[flow-tools] performance question [resend]

Fri, 24 Jan 2003 10:14:36 -0600 (CST)

   > We have installed a netflow collection system and I have developed a
   > set of scripts using flow-tools to analyze the collected data.  So
   > far, so good.
   > 
   > The problem is, it currently takes about 3 days to analyze each days'
   > data (on a 900 MHz top-of-the-line Sparc-something-impressive).

   Could you give a few more details on what your scripts look like to
   analyze the data?  For example are you running all the data
   through flow-tag and flow-nfilter 500 times?

As I mentioned in an earlier message (which may have yet to wend its way
through the queues...), this problem has been fixed by writing tailored
code for flow-tag.

Basically, we are collecting netflow data on about 20 routers.  This
data is in:

	/netflow/<router name>/<flow files at 15 minute intervals>

(I'm simplifying and paraphrasing, but the gist will be correct.)

The data is copied to

	/netflow/filtered/<router name>/<flow files at 15 minute intervals>

by passing it through a chain of three commands:

	flow-nfilter	-- remove duplicate flows
	flow-tag[*]	-- add tags for customer and Internet data
	flow-nfilter	-- remove all non-tagged flows

The data is then merged into:

	/netflow/merged/<flow files at 15 minute intervals>

so that there is one set of files for the whole system.

[*] This is the step that originally took about 25% of the overall
time and that I have sped up by a factor of 20 or so.  Time is now not
an issue.

   One way to make this fast is tag the data once and use flow-split -g
   or -G to create smaller datasets for each of the 500 customers.  Then
   run the various reports on each of the customer datasets.

I couldn't get flow-split to work for me until yesterday, when I found
and fixed a couple of bugs.

The problem with flow-split is that I can't reconstruct the sample times.
For example, if I were to use flow-cat and put all of a day's data into
one file, I could not use flow-split to get it out again.  Even if I do:

	flow-split -T 900

for example, it does not generate 96 files at 15-minute intervals.  Rather,
intervals with zero flows are skipped and the following interval may not
start on a 15-minute boundary.  And, without knowing the intervals, I can't
graph the data.  Perhaps if flow-split had a "-clock" option to generate
files according to clock time, I could use it.

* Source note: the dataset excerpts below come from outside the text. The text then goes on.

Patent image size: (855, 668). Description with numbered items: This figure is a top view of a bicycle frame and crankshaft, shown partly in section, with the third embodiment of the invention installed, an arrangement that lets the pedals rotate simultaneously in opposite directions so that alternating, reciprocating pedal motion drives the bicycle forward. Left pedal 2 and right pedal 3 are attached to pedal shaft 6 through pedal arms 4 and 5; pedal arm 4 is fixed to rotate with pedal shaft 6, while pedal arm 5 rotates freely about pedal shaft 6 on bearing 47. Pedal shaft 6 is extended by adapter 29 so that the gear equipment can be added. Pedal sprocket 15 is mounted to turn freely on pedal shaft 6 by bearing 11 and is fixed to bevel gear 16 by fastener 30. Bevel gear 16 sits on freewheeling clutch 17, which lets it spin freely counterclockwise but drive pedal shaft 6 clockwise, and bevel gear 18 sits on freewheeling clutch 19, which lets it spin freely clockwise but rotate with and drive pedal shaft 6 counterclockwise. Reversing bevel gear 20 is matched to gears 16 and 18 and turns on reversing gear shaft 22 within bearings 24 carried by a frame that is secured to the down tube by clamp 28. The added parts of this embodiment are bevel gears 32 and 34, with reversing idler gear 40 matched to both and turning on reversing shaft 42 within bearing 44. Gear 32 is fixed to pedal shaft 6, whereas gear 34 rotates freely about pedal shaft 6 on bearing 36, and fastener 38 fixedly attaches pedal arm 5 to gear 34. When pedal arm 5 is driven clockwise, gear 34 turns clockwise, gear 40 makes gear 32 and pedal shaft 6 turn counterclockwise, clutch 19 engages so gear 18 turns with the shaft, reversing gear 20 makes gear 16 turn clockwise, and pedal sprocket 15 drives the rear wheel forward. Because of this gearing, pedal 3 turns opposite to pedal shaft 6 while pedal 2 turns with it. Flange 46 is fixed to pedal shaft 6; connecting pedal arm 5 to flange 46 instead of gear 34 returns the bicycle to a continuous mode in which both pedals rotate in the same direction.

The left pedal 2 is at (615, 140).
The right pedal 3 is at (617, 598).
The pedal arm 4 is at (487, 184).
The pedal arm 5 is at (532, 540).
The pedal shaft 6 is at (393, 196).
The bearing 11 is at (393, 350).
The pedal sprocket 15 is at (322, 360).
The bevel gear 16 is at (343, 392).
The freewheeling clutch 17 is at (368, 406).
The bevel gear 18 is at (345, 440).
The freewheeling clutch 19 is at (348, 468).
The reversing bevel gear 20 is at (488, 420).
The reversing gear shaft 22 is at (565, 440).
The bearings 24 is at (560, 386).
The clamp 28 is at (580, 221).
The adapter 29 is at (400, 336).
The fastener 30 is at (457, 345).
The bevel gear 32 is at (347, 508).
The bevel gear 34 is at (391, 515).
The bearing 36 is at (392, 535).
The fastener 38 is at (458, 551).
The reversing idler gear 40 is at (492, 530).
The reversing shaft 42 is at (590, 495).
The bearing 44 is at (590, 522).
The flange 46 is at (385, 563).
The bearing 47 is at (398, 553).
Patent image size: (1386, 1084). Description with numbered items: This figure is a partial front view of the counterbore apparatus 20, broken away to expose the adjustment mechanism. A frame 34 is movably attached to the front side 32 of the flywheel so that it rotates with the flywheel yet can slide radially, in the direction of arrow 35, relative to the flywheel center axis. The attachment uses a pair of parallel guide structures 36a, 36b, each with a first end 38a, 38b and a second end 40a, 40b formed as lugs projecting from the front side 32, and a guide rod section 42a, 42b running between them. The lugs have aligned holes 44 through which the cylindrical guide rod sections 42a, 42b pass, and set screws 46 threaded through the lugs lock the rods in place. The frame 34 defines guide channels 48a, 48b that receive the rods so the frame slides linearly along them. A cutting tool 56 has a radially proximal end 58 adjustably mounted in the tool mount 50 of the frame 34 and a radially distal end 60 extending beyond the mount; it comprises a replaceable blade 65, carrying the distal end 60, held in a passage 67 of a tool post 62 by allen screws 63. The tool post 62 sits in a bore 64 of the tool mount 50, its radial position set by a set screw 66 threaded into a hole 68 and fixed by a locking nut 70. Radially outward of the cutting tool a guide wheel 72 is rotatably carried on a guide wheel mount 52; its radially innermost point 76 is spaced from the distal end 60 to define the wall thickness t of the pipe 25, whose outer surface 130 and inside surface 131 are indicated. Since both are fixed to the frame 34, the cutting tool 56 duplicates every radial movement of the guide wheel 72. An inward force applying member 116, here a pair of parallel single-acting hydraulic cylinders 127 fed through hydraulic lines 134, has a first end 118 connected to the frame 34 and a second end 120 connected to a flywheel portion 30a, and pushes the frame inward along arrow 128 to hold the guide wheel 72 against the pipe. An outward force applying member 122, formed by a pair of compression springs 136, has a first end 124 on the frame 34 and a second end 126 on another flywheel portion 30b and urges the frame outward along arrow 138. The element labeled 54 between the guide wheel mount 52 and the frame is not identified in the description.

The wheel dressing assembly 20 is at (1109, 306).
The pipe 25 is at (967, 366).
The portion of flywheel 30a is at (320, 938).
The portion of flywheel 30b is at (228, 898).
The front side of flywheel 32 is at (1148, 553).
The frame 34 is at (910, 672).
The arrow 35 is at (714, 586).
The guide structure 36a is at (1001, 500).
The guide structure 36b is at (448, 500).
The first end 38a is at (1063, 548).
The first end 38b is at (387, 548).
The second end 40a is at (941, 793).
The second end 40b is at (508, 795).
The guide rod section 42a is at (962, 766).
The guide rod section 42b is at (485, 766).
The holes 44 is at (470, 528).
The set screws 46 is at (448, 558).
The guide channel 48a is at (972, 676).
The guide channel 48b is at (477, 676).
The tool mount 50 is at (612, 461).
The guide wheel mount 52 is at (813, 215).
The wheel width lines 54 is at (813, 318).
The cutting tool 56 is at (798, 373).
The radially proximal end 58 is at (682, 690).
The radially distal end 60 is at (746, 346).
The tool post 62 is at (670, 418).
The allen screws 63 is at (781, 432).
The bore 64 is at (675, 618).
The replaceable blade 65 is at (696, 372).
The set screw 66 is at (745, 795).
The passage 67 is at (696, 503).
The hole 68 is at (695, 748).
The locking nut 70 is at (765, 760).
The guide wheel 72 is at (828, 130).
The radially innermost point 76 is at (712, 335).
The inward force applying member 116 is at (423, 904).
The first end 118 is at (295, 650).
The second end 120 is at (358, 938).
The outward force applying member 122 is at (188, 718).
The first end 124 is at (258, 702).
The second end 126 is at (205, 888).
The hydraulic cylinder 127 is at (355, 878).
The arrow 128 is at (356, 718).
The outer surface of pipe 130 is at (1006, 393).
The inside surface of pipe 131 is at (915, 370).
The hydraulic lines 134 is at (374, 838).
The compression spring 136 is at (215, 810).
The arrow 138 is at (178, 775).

   Something else you should look at is the compile options.  Flow-tools
   by default is built with only -g.  Replace this with -O or -O2 and
   things will really speed up.

I will check into this.

	...
   Also, your flow-tag file is not organized well.  All the customers should
   be listed in one tag-action, each with a different tag.  The way you're
   doing things now there are 500 trie's instead of one, on average 250
   trie lookups are done per flow.  You only need 1!

I'm sure you are right.  However, the documentation does not provide
any clue that this approach will work.  And, since it is a solved problem,
I'm not going to rework it at this time.

Craig